Although Section 30 refers to an electronic system for registering materials transferred within the Laboratory Network, it limits reporting to “aggregate volumes” and omits public disclosure, whereby no information about the users of the system nor about benefit-sharing by the users will be made available. Sequence information is excluded altogether from traceability. Further, whatever  traceability there is does not apply to recipients of materials and sequences from laboratories and databases sharing onwards to other entities.

Thus, the EU’s proposed PABS system would fail to meet the criteria under Article 4.4 of the NP and therefore cannot be recognized as an SII. To qualify as an SII, an instrument must advance the objectives of the CBD and NP, i.e., appropriate access, taking into account all rights, and fair and equitable benefit-sharing.
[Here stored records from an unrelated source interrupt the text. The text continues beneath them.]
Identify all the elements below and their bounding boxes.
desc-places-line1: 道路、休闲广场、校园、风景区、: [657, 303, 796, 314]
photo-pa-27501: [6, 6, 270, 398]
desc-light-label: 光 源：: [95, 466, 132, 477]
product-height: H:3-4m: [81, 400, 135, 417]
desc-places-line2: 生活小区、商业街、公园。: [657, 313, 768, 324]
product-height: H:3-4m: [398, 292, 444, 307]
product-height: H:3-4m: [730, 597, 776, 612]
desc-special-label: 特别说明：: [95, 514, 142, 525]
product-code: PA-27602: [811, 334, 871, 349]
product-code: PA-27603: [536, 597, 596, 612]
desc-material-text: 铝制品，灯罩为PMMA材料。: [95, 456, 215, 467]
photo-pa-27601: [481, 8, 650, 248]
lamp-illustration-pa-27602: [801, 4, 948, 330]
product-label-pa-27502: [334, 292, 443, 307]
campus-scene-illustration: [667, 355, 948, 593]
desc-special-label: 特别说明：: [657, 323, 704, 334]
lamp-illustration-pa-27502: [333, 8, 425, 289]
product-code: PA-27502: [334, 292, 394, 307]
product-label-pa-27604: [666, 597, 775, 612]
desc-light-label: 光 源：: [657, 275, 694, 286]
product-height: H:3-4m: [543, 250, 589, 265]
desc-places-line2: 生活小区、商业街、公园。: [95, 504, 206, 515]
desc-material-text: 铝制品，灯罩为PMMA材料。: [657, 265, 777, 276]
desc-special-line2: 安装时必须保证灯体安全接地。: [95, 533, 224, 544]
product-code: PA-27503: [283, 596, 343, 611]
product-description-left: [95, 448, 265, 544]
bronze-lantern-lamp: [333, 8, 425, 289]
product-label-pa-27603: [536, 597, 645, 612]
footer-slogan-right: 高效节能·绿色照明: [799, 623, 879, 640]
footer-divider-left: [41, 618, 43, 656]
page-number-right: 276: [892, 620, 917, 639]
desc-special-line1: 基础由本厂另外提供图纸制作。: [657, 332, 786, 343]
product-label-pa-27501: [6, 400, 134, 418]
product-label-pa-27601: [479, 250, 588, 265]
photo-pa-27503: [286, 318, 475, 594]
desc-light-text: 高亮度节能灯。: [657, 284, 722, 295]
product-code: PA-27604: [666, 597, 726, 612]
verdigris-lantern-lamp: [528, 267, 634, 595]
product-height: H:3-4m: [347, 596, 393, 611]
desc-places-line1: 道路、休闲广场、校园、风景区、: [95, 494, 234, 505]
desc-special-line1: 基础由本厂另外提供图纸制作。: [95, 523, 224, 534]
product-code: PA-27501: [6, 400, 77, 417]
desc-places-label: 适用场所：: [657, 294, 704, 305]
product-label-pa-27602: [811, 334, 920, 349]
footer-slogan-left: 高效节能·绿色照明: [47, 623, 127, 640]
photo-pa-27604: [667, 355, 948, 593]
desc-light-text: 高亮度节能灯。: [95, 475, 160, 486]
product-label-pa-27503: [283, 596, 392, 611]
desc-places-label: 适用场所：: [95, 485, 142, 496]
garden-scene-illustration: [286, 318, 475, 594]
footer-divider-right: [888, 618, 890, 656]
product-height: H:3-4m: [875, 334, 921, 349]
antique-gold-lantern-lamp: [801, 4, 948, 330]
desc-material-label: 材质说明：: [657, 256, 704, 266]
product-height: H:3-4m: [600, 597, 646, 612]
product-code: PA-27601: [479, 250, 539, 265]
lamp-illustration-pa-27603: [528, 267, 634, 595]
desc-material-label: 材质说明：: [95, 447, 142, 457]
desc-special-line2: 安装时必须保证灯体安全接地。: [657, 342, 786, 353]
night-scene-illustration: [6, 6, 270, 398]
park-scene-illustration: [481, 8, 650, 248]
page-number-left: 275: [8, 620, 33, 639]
The EU’s proposal satisfies none of these. Moreover, the EU’s model would permit easy diversion of shared materials and data beyond PABS objectives, including, potentially, for non-peaceful or commercial ends outside PA priorities. Thus, the operational scope of the EU’s model is vague and open-ended, whereas an SII must be narrowly defined for specific genetic resources and explicit purposes (as per Article 4.4 of the NP).